Met de finesses van wat wij voor het gemak dan maar even progrock en sludgemetal noemen in de vingers, zou voor heel wat bands de verleiding groot kunnen zijn te leunen op cliché's als ellenlange nummers vol trage dreunende gitaarpartijen die de aarde doen schudden. Dat geldt dus niet voor Helms Alee. Sowieso overschrijdt de teller slechts bij uitzondering de vijf minuten en blijft hij vaak zelfs steken onder de drie. Maar ook muzikaal slaat men wegen in die de luisterbaarheid vergroten en de nieuwsgierigheid van de aanhoorder aanwakkeren.

Bij de eerste twee nummers wordt je overigens nog op het verkeerde been gezet. Een paar speciale drumeffecten, verknipte saxofoonfragmenten, spelen met de draaisnelheid van een plaat en een trucje met sirene-achtige synthesizers zullen de serieuze luisteraar misschien wegjagen. Maar vanaf How Party Do You Hard wordt er andere koek geserveerd.

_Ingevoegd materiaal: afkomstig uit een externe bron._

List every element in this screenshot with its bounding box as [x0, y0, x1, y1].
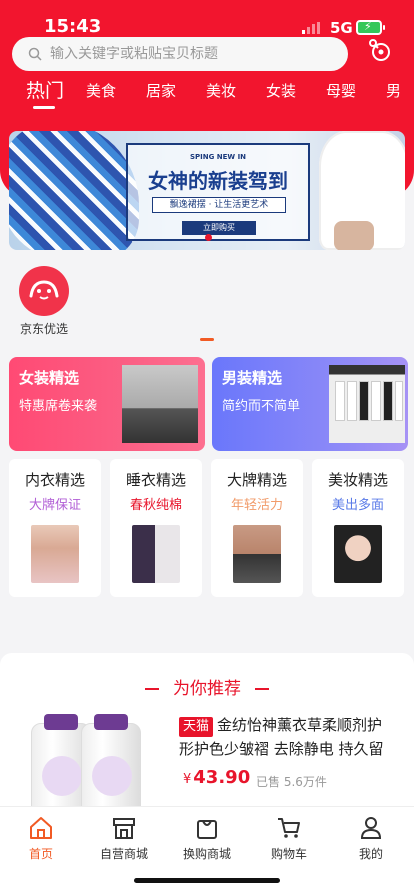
- network-type: 5G: [330, 19, 353, 37]
- tabbar-label: 首页: [28, 847, 53, 861]
- category-subtitle: 年轻活力: [230, 498, 283, 513]
- scan-icon[interactable]: [364, 36, 394, 66]
- category-card-makeup[interactable]: 美妆精选 美出多面: [312, 459, 404, 597]
- currency-symbol: ¥: [183, 772, 192, 787]
- banner-subtitle: SPING NEW IN: [189, 153, 247, 161]
- search-bar[interactable]: [12, 37, 348, 71]
- promo-banner[interactable]: SPING NEW IN 女神的新装驾到 飘逸裙摆 · 让生活更艺术 立即购买: [9, 131, 405, 250]
- active-tab-indicator: [33, 106, 55, 109]
- category-subtitle: 大牌保证: [28, 498, 81, 513]
- category-subtitle: 春秋纯棉: [129, 498, 182, 513]
- tabbar-label: 换购商城: [182, 847, 231, 861]
- home-indicator: [134, 878, 280, 883]
- tabbar-exchange-mall[interactable]: 换购商城: [167, 815, 247, 862]
- tmall-badge: 天猫: [179, 717, 214, 737]
- banner-model-legs: [334, 221, 374, 250]
- tabbar-self-mall[interactable]: 自营商城: [84, 815, 164, 862]
- product-price: ¥43.90: [183, 767, 250, 788]
- channel-jd-youxuan[interactable]: 京东优选: [16, 266, 72, 337]
- tab-beauty[interactable]: 美妆: [206, 80, 236, 101]
- banner-slogan: 飘逸裙摆 · 让生活更艺术: [152, 197, 286, 213]
- heading-dash-right: [255, 688, 269, 690]
- search-icon: [28, 47, 42, 61]
- recommend-title: 为你推荐: [173, 679, 241, 699]
- tab-women[interactable]: 女装: [266, 80, 296, 101]
- jd-youxuan-logo: [19, 266, 69, 316]
- category-image: [334, 525, 382, 583]
- promo-subtitle: 特惠席卷来袭: [19, 399, 98, 414]
- category-title: 大牌精选: [226, 471, 287, 489]
- channel-pager-indicator: [200, 338, 214, 341]
- status-time: 15:43: [44, 16, 102, 37]
- shopping-bag-icon: [197, 820, 217, 839]
- category-card-brand[interactable]: 大牌精选 年轻活力: [211, 459, 303, 597]
- promo-title: 男装精选: [222, 369, 283, 387]
- promo-subtitle: 简约而不简单: [222, 399, 301, 414]
- category-image: [31, 525, 79, 583]
- product-image-bottle: [81, 714, 141, 818]
- category-cards: 内衣精选 大牌保证 睡衣精选 春秋纯棉 大牌精选 年轻活力 美妆精选 美出多面: [9, 459, 405, 599]
- store-icon: [113, 818, 135, 839]
- banner-dress-image-left: [9, 131, 139, 250]
- heading-dash-left: [145, 688, 159, 690]
- home-icon: [30, 817, 52, 839]
- tab-baby[interactable]: 母婴: [326, 80, 356, 101]
- channel-label: 京东优选: [19, 322, 68, 336]
- banner-page-dot: [205, 234, 212, 241]
- banner-buy-button[interactable]: 立即购买: [182, 221, 256, 235]
- banner-text-box: SPING NEW IN 女神的新装驾到 飘逸裙摆 · 让生活更艺术 立即购买: [126, 143, 310, 241]
- signal-icon: [302, 22, 320, 34]
- tab-men[interactable]: 男: [386, 80, 401, 101]
- promo-women-image: [122, 365, 198, 443]
- tabbar-cart[interactable]: 购物车: [249, 815, 329, 862]
- product-sold-count: 已售 5.6万件: [256, 775, 327, 789]
- tabbar-label: 自营商城: [99, 847, 148, 861]
- category-title: 美妆精选: [327, 471, 388, 489]
- promo-card-women[interactable]: 女装精选 特惠席卷来袭: [9, 357, 205, 451]
- category-title: 睡衣精选: [125, 471, 186, 489]
- category-subtitle: 美出多面: [331, 498, 384, 513]
- tab-food[interactable]: 美食: [86, 80, 116, 101]
- category-card-underwear[interactable]: 内衣精选 大牌保证: [9, 459, 101, 597]
- category-tabs: 热门 美食 居家 美妆 女装 母婴 男: [0, 76, 414, 116]
- tabbar-home[interactable]: 首页: [1, 815, 81, 862]
- tabbar-label: 购物车: [270, 847, 307, 861]
- promo-title: 女装精选: [19, 369, 80, 387]
- dog-logo-icon: [29, 280, 59, 300]
- recommend-heading: 为你推荐: [0, 674, 414, 699]
- user-icon: [360, 817, 382, 839]
- category-image: [233, 525, 281, 583]
- battery-icon: ⚡: [356, 20, 385, 35]
- promo-men-image: [329, 365, 405, 443]
- category-title: 内衣精选: [24, 471, 85, 489]
- product-card[interactable]: 天猫 金纺怡神薰衣草柔顺剂护形护色少皱褶 去除静电 持久留 ¥43.90 已售 5…: [9, 705, 405, 818]
- tab-hot[interactable]: 热门: [26, 76, 64, 103]
- search-input[interactable]: [50, 46, 330, 62]
- cart-icon: [278, 818, 300, 838]
- price-value: 43.90: [193, 767, 251, 788]
- product-title: 天猫 金纺怡神薰衣草柔顺剂护形护色少皱褶 去除静电 持久留: [179, 713, 397, 761]
- tabbar-label: 我的: [358, 847, 383, 861]
- category-card-pajamas[interactable]: 睡衣精选 春秋纯棉: [110, 459, 202, 597]
- tab-home[interactable]: 居家: [146, 80, 176, 101]
- promo-card-men[interactable]: 男装精选 简约而不简单: [212, 357, 408, 451]
- tabbar-me[interactable]: 我的: [331, 815, 411, 862]
- banner-title: 女神的新装驾到: [148, 169, 288, 193]
- category-image: [132, 525, 180, 583]
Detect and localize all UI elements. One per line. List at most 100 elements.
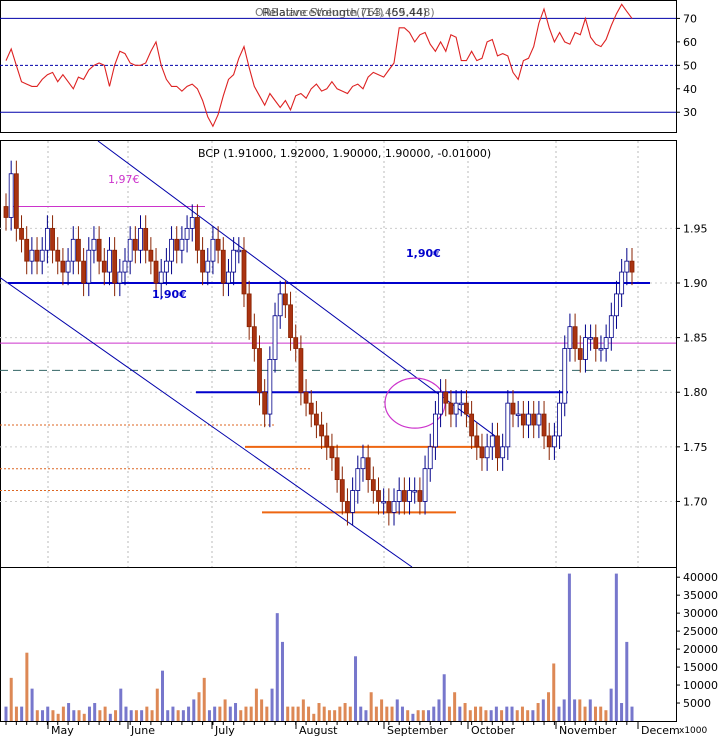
volume-bar xyxy=(442,674,446,721)
price-candle xyxy=(469,413,475,437)
x-month-label: September xyxy=(387,724,448,736)
volume-bar xyxy=(427,710,431,721)
price-candle xyxy=(282,293,288,306)
rsi-tick-label: 60 xyxy=(683,36,697,49)
price-candle xyxy=(195,217,200,251)
volume-bar xyxy=(364,710,368,721)
volume-bar xyxy=(20,706,24,721)
volume-bar xyxy=(171,706,175,721)
price-candle xyxy=(531,413,537,426)
price-candle xyxy=(76,238,81,262)
volume-bar xyxy=(390,706,394,721)
price-candle xyxy=(231,249,237,273)
volume-bar xyxy=(406,710,410,721)
volume-bar xyxy=(552,663,556,721)
price-candle xyxy=(24,238,30,262)
volume-bar xyxy=(515,710,519,721)
x-month-label: June xyxy=(130,724,155,736)
price-candle xyxy=(143,227,149,251)
volume-bar xyxy=(124,706,128,721)
price-candle xyxy=(427,446,433,470)
volume-bar xyxy=(192,699,196,721)
volume-bar xyxy=(56,713,60,721)
volume-bar xyxy=(327,710,331,721)
price-candle xyxy=(277,293,283,317)
price-candle xyxy=(438,391,443,415)
volume-bar xyxy=(479,706,483,721)
volume-bar xyxy=(562,699,566,721)
price-candle xyxy=(3,206,9,218)
volume-tick-label: 35000 xyxy=(683,589,718,602)
volume-bar xyxy=(202,677,206,721)
volume-bar xyxy=(181,710,185,721)
volume-bar xyxy=(547,692,551,721)
volume-bar xyxy=(150,710,154,721)
price-candle xyxy=(179,238,185,251)
price-candle xyxy=(60,260,66,273)
price-title: BCP (1.91000, 1.92000, 1.90000, 1.90000,… xyxy=(198,147,491,160)
price-candle xyxy=(324,435,330,448)
price-candle xyxy=(174,238,180,251)
volume-bar xyxy=(244,706,248,721)
volume-bar xyxy=(458,706,462,721)
price-candle xyxy=(489,435,495,448)
volume-tick-label: 15000 xyxy=(683,661,718,674)
volume-bar xyxy=(593,706,597,721)
price-candle xyxy=(138,227,143,251)
price-candle xyxy=(541,413,547,437)
price-candle xyxy=(101,260,107,273)
volume-bar xyxy=(223,699,227,721)
volume-bar xyxy=(260,699,264,721)
price-candle xyxy=(29,249,35,262)
volume-bar xyxy=(604,710,608,721)
price-candle xyxy=(391,501,397,513)
volume-bar xyxy=(296,706,300,721)
volume-bar xyxy=(411,713,415,721)
price-candle xyxy=(500,446,506,459)
price-candle xyxy=(386,501,392,513)
price-candle xyxy=(215,238,221,251)
price-candle xyxy=(479,446,485,459)
volume-bar xyxy=(625,641,629,721)
price-candle xyxy=(422,468,428,502)
volume-bar xyxy=(500,710,504,721)
x-month-label: Decem xyxy=(641,724,680,736)
price-candle xyxy=(81,260,87,284)
annotation-190-left: 1,90€ xyxy=(152,288,187,301)
volume-tick-label: 25000 xyxy=(683,625,718,638)
price-candle xyxy=(520,413,526,426)
price-candle xyxy=(593,337,599,349)
volume-bar xyxy=(359,706,363,721)
volume-bar xyxy=(400,706,404,721)
price-candle xyxy=(70,238,76,262)
price-candle xyxy=(107,249,112,273)
price-candle xyxy=(236,249,242,253)
volume-bar xyxy=(286,706,290,721)
volume-bar xyxy=(468,710,472,721)
volume-bar xyxy=(61,706,65,721)
volume-bar xyxy=(228,706,232,721)
volume-bar xyxy=(35,710,39,721)
price-candle xyxy=(122,260,128,273)
price-candle xyxy=(515,413,521,416)
price-candle xyxy=(184,227,190,240)
price-candle xyxy=(50,227,55,251)
price-tick-label: 1.95 xyxy=(683,222,708,235)
volume-bar xyxy=(453,692,457,721)
price-candle xyxy=(567,326,573,349)
price-candle xyxy=(132,238,138,251)
price-candle xyxy=(220,249,226,284)
price-candle xyxy=(577,348,583,360)
price-candle xyxy=(365,457,371,481)
volume-bar xyxy=(77,710,81,721)
price-candle xyxy=(551,435,557,448)
volume-bar xyxy=(207,710,211,721)
volume-bar xyxy=(108,713,112,721)
volume-bar xyxy=(573,699,577,721)
price-candle xyxy=(598,348,604,351)
volume-bar xyxy=(599,706,603,721)
volume-bar xyxy=(72,710,76,721)
volume-bar xyxy=(93,703,97,721)
price-candle xyxy=(319,424,324,437)
volume-bar xyxy=(291,706,295,721)
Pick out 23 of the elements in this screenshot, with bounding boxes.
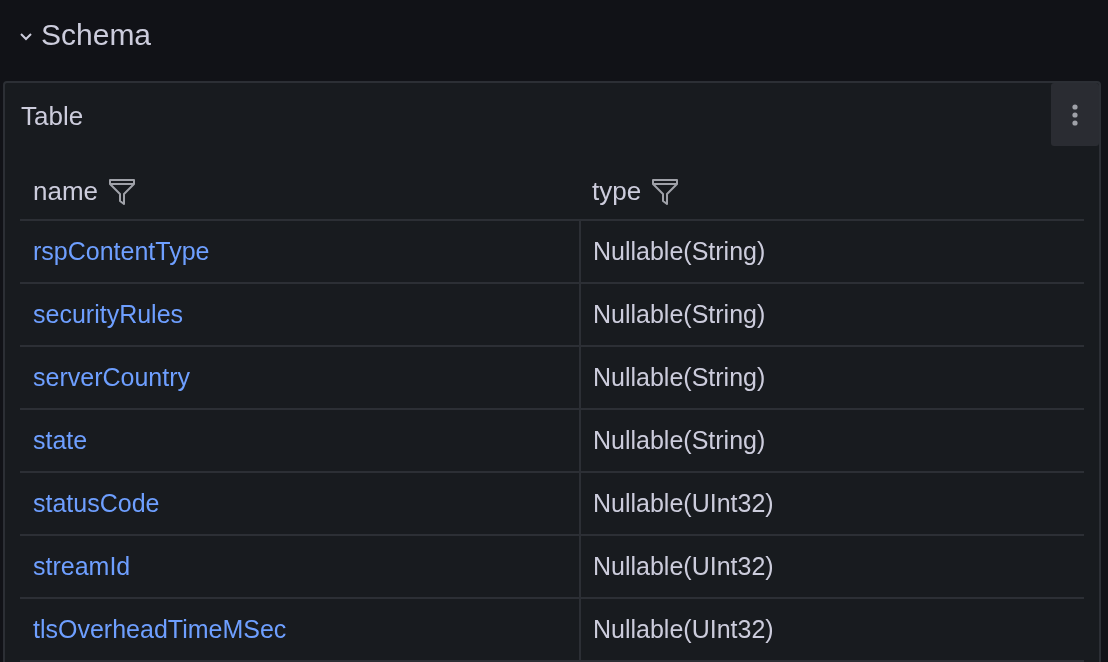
- name-link[interactable]: serverCountry: [33, 363, 190, 392]
- column-header[interactable]: type: [592, 175, 642, 207]
- filter-icon[interactable]: [651, 177, 680, 207]
- table-cell: Nullable(UInt32): [593, 615, 774, 644]
- table-cell: Nullable(String): [593, 363, 766, 392]
- name-link[interactable]: rspContentType: [33, 237, 210, 266]
- menu-button[interactable]: [1051, 83, 1099, 146]
- table-cell: Nullable(String): [593, 426, 766, 455]
- section-title[interactable]: Schema: [41, 17, 152, 53]
- name-link[interactable]: streamId: [33, 552, 131, 581]
- name-link[interactable]: tlsOverheadTimeMSec: [33, 615, 287, 644]
- column-header[interactable]: name: [33, 175, 99, 207]
- table-cell: Nullable(UInt32): [593, 552, 774, 581]
- chevron-icon[interactable]: [19, 32, 33, 42]
- filter-icon[interactable]: [108, 177, 137, 207]
- name-link[interactable]: state: [33, 426, 88, 455]
- more-icon: [1072, 102, 1078, 127]
- table-cell: Nullable(String): [593, 237, 766, 266]
- table-cell: Nullable(UInt32): [593, 489, 774, 518]
- name-link[interactable]: statusCode: [33, 489, 160, 518]
- name-link[interactable]: securityRules: [33, 300, 184, 329]
- table-cell: Nullable(String): [593, 300, 766, 329]
- panel-title: Table: [20, 100, 84, 132]
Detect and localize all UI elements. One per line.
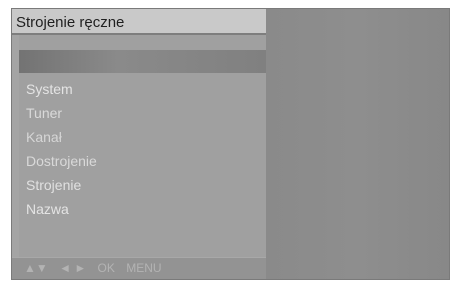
ok-hint: OK <box>97 261 115 275</box>
footer-hints: ▲▼ ◄ ► OK MENU <box>24 261 170 275</box>
menu-item-channel[interactable]: Kanał <box>26 125 97 149</box>
menu-title: Strojenie ręczne <box>16 14 125 31</box>
video-preview-area <box>266 9 449 279</box>
manual-tuning-menu: Strojenie ręczne System Tuner Kanał Dost… <box>12 9 266 279</box>
updown-arrows-icon: ▲▼ <box>24 261 48 275</box>
menu-footer: ▲▼ ◄ ► OK MENU <box>12 257 266 279</box>
menu-item-name[interactable]: Nazwa <box>26 197 97 221</box>
tv-osd-frame: Strojenie ręczne System Tuner Kanał Dost… <box>11 8 450 280</box>
selection-highlight-bar[interactable] <box>19 50 266 73</box>
menu-list: System Tuner Kanał Dostrojenie Strojenie… <box>26 77 97 221</box>
menu-item-search[interactable]: Strojenie <box>26 173 97 197</box>
menu-title-bar: Strojenie ręczne <box>12 9 266 35</box>
menu-item-tuner[interactable]: Tuner <box>26 101 97 125</box>
menu-item-system[interactable]: System <box>26 77 97 101</box>
menu-left-edge <box>12 35 19 258</box>
leftright-arrows-icon: ◄ ► <box>59 261 87 275</box>
menu-hint: MENU <box>126 261 162 275</box>
menu-item-fine-tuning[interactable]: Dostrojenie <box>26 149 97 173</box>
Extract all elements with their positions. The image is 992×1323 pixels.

Door de gitaren veelal op standje "clean" te laten, ontstaat een vruchtbare bodem voor een ruimtelijke sfeer, waarbij de zang van Dana James meer dan ooit goed uit de verf komt. Anders dan op vorige albums is er maar relatief weinig mannelijke vocale inmenging zodat ook het gebrul nu tot een minimum wordt beperkt.

Verfrissend zijn de even brede als diepe klanken op het semi-orkestrale Big Louise dat in de verte wel iets heeft van een Nick Cave-ballade. Het ultrakorte The Middle Half zit, ondanks het veel hogere tempo, ook ongeveer in die orbit. Maar in de meeste nummers hierna komt toch weer, zij het meesterlijk gedoseerd, het vertrouwde geluid inclusief zware gitaren bovendrijven. Het inspirerende Mouth Thinker wijkt daar met engelachtige zanglijnen nog als enige vanaf.

Het moge duidelijk zijn: Helms Alee zit niet vastgeroest in het bestaande stramien, maar heeft een nieuw speelveld gevonden. Of eigenlijk uitgevonden.